During the Great Recession the balance of influence has shifted markedly towards employers. Labor productivity increased throughout the two years, in contrast to prior recessions when it declined. Productivity increased because employers were unwilling to replace departed staff and found ways to motivate the remaining staff to redistribute the work load. Unless firms were already over-staffed by 5% or suddenly found new ways to identify and eliminate activities, this delegation of work is unsustainable in the long-run. Far-seeing firms and their best employees have a common interest in helping staff to improve their ability to negotiate a healthy and realistic work-life balance. Firms which push too hard will eventually experience costly turnover.

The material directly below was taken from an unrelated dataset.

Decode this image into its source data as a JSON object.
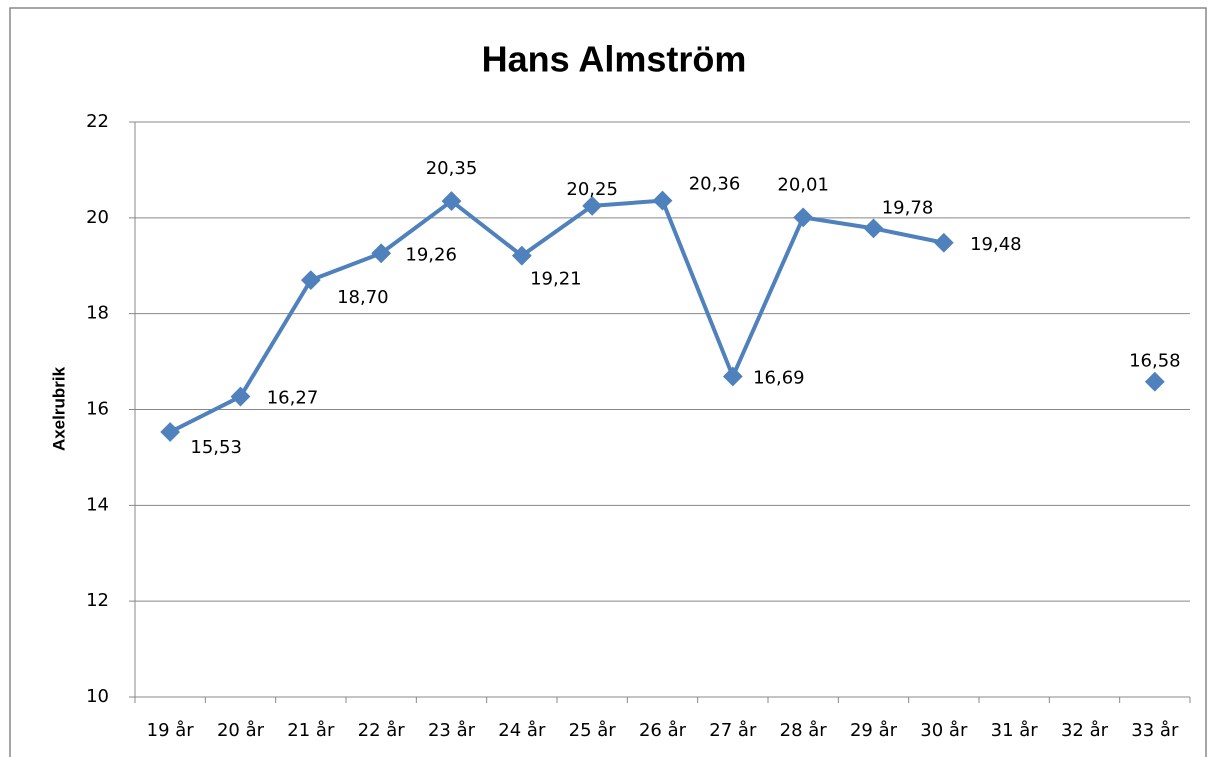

Many firms tend to push too hard and then back off as needed. Determining the breaking point for staff is more art than science. Employees at every level – hourly, salary, manager, director and VP – have an important obligation to push back constructively. Especially in the United States, where we have embraced the long-term benefits of free market capitalism without the need for balancing social values or government regulation, every employee has a responsibility to attain the work-life balance that optimizes their happiness. Wise managers will coach staff in this direction while at the same time asking for more!
Employees need to deliver and focus on long-term value, establish personal goals, delegate, prioritize, evaluate options, negotiate and employ proper tactics.
Employees need to actively participate in identifying ways to deliver 3-5% productivity improvements each year. This is the price of admission to the modern labor market. These short-term and long-term actions deliver the value required for organizational survival. They outline a program of activities that allows managers and staff to minimize the number of reactive initiatives undertaken.
Employees need to establish their own values, mission and goals. Without countervailing forces, the need to earn an increasing income will always prevail. A personal life plan is required to provide a counterbalance to the unlimited requests of firms today. Staff members need to accept that everyone is replaceable and that some day they will be gone and the firm will move on without them. They also need to observe that most senior managers have found ways to balance their own personal objectives.
Staff members need to become world-class delegators, moving work down the hierarchy and to supplier partners. Individuals who constantly attract and retain new responsibilities will become overwhelmed.
Staff members need to deeply understand that there are an infinite number of goals and an infinite degree of performance that can be requested. This applies to employees at all levels. It is an inherent component of the employment relationship. Employee goals need to be prioritized. Modern firms understand that they must emphasize product innovation, customer intimacy or operations excellence. They also know that customers desire varying levels of quality, speed, flexibility, value, information, risk and personal relations. They know that income statement and balance sheet goals, short-term and long-term measures, financial and operational goals, accrual and cash-flow results all matter but with different priorities. They understand the trade-offs between risk and reward. Employees must work with their managers to explicitly prioritize what matters most and to set goals based upon achievable results.
Employees need to negotiate their annual and immediate goals. The quality revolution has highlighted the need to base goals upon defined capabilities, instead of top-down requirements. Employees need to master prioritization in setting annual, monthly and daily goals. Employees, managers and the finance department need to understand that there is an optimal degree of stretch in targets and budgets. Employees and managers need to understand that there ARE short-term trade-offs between cost, quality, speed, flexibility, risk, relations and brand perceptions.
Employees need to be effective tacticians. Annual SMART goals need to be realistic. Staff members need to flex their schedules to meet peak demands and address unexpected events. They need to recoup this time in slow periods.
In a challenging environment, every employee needs to understand their role and negotiate achievable objectives that help their firm to thrive.